В гражданской войне, при любой смуте, большинство людей занимает выжидательную позицию. Кто будет побеждать, к тому и примыкают. А стоит потерпеть одно поражение, так начинается отток вооруженных людей и денежных кошелей в противоположный лагерь.
В Крыму выжидали, кто победит. Многие беи не прислали своих воинов. Согласившиеся на вассалитет от Крыма, Кабарда, где были родственники Тохтамыша, прислали лишь три сотни воинов, что, с учетом обстоятельств, выглядело никчемно. Но, у Тохтамыша даже при поражении оставались шансы. Он приказал проверить на лояльность гарнизон крепости Перекоп, дополнительно укрепить эту твердыню, увеличить количество воинов и убрать всех османов оттуда. Русские прислали десять пушек, якобы не в счет поминок, а в качестве уплаты за то, что крымские отряды не будут ходить к Бахмуту и разорять окрестности и обозы. В другой обстановке Тохтамыш на такое бы не пошел. Ему было важно, чтобы унизить Москву, как следствие — возвеличить себя.
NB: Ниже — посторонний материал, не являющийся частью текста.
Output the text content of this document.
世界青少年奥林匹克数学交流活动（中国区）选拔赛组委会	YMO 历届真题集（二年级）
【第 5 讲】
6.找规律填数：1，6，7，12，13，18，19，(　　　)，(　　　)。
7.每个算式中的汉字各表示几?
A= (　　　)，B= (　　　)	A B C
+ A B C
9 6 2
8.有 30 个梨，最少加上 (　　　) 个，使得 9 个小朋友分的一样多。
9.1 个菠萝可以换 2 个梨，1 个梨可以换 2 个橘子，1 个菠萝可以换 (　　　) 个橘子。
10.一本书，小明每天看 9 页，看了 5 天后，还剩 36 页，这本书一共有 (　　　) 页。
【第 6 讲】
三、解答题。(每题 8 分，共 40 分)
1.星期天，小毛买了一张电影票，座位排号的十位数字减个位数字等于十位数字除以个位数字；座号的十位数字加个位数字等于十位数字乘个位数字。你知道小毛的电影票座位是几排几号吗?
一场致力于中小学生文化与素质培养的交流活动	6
Сражение начали те самые триста кабардинцев. Зря Тохтамыш, узнав лишь о численности, ругал предателей-вассалов. К крымскому хану прибыли отличные воины на лучших, выносливых конях, с великолепными луками, пиками и саблями, а командиры имели в седле даже пистоли. Подобное снаряжение трехсот воинов — это стоимость экипировки более тысячи среднестатистических крымских воинов.
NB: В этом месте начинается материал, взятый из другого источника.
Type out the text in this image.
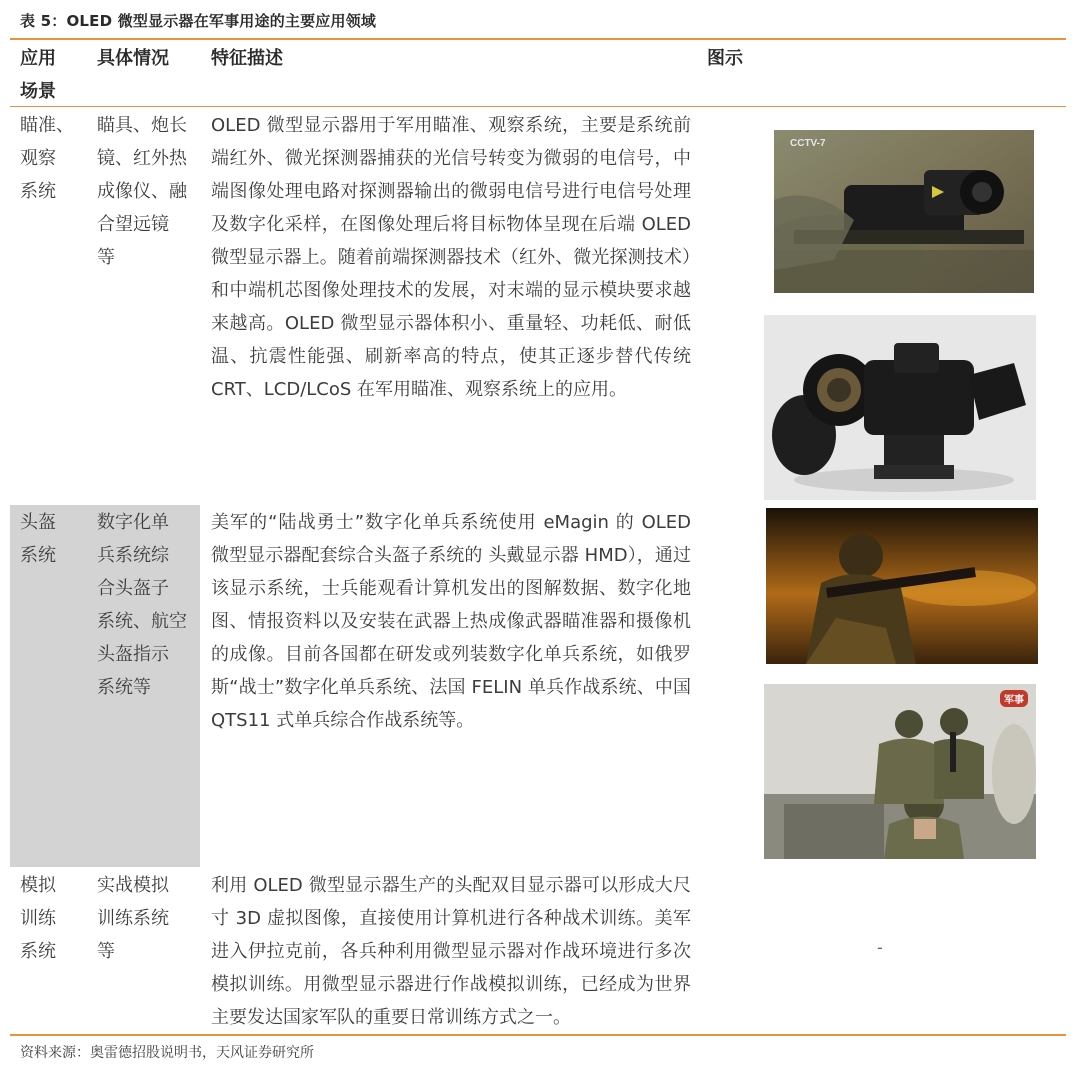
表 5：OLED 微型显示器在军事用途的主要应用领域
应用
场景
具体情况 特征描述	图示
瞄准、
观察
系统
瞄具、炮长
镜、红外热
成像仪、融
合望远镜
等
OLED 微型显示器用于军用瞄准、观察系统，主要是系统前端红外、微光探测器捕获的光信号转变为微弱的电信号，中端图像处理电路对探测器输出的微弱电信号进行电信号处理及数字化采样，在图像处理后将目标物体呈现在后端 OLED 微型显示器上。随着前端探测器技术（红外、微光探测技术）和中端机芯图像处理技术的发展，对末端的显示模块要求越来越高。OLED 微型显示器体积小、重量轻、功耗低、耐低温、抗震性能强、刷新率高的特点，使其正逐步替代传统 CRT、LCD/LCoS 在军用瞄准、观察系统上的应用。
头盔
系统
数字化单
兵系统综
合头盔子
系统、航空
头盔指示
系统等
美军的“陆战勇士”数字化单兵系统使用 eMagin 的 OLED 微型显示器配套综合头盔子系统的 头戴显示器 HMD），通过该显示系统，士兵能观看计算机发出的图解数据、数字化地图、情报资料以及安装在武器上热成像武器瞄准器和摄像机的成像。目前各国都在研发或列装数字化单兵系统，如俄罗斯“战士”数字化单兵系统、法国 FELIN 单兵作战系统、中国 QTS11 式单兵综合作战系统等。
模拟
训练
系统
实战模拟
训练系统
等
利用 OLED 微型显示器生产的头配双目显示器可以形成大尺寸 3D 虚拟图像，直接使用计算机进行各种战术训练。美军进入伊拉克前，各兵种利用微型显示器对作战环境进行多次模拟训练。用微型显示器进行作战模拟训练，已经成为世界主要发达国家军队的重要日常训练方式之一。
-
CCTV-7
军事
资料来源：奥雷德招股说明书，天风证券研究所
Лихая атака кабардинцев оказалась для войск Селямета неожиданной. Она началась рано утром, с рассветом, тогда воины мятежника Селямета растерялись и подумали, что на них напали основные силы того, кто занимает, по их мнению, ханский престол не по праву. Началась суета, позволившая кабардинцам изрядно обагрить свое оружие кровью правоверных.
Личная гвардия Селямета первая организовалась, но не пошла в лобовую атаку, а, определив пути отхода кабардинцев, и, послав быстрые разъезды в сторону войск Тохтамыша, чтобы предупредить в случае атаки основного воинства, просто стали ждать, когда кабардинцы, выполнив свою миссию, станут отходить. При этом воины Кабарды и не собирались ввязываться в ожесточенное сражение, и только заприметив объединение крымских отрядов, поспешили прочь.
Пики кабардинцев были сломаны о тела крымцев, лучники отложили луки, пистолеты разряжены. Не ждали северокавказские воины, что их ожидают одни из самых профессиональных воинов Селямета. Уйти удалось лишь десятой части из всех кабардинских героев.
Разозленные, решительные, желающие жестко покарать за свою растерянность и первую кровь, передовые отряды войска Селямета, двинулись в атаку. Остальное войско, которое не попало под удар кабардинцев, заразилось решительностью своих собратьев, и так же пошли вперед.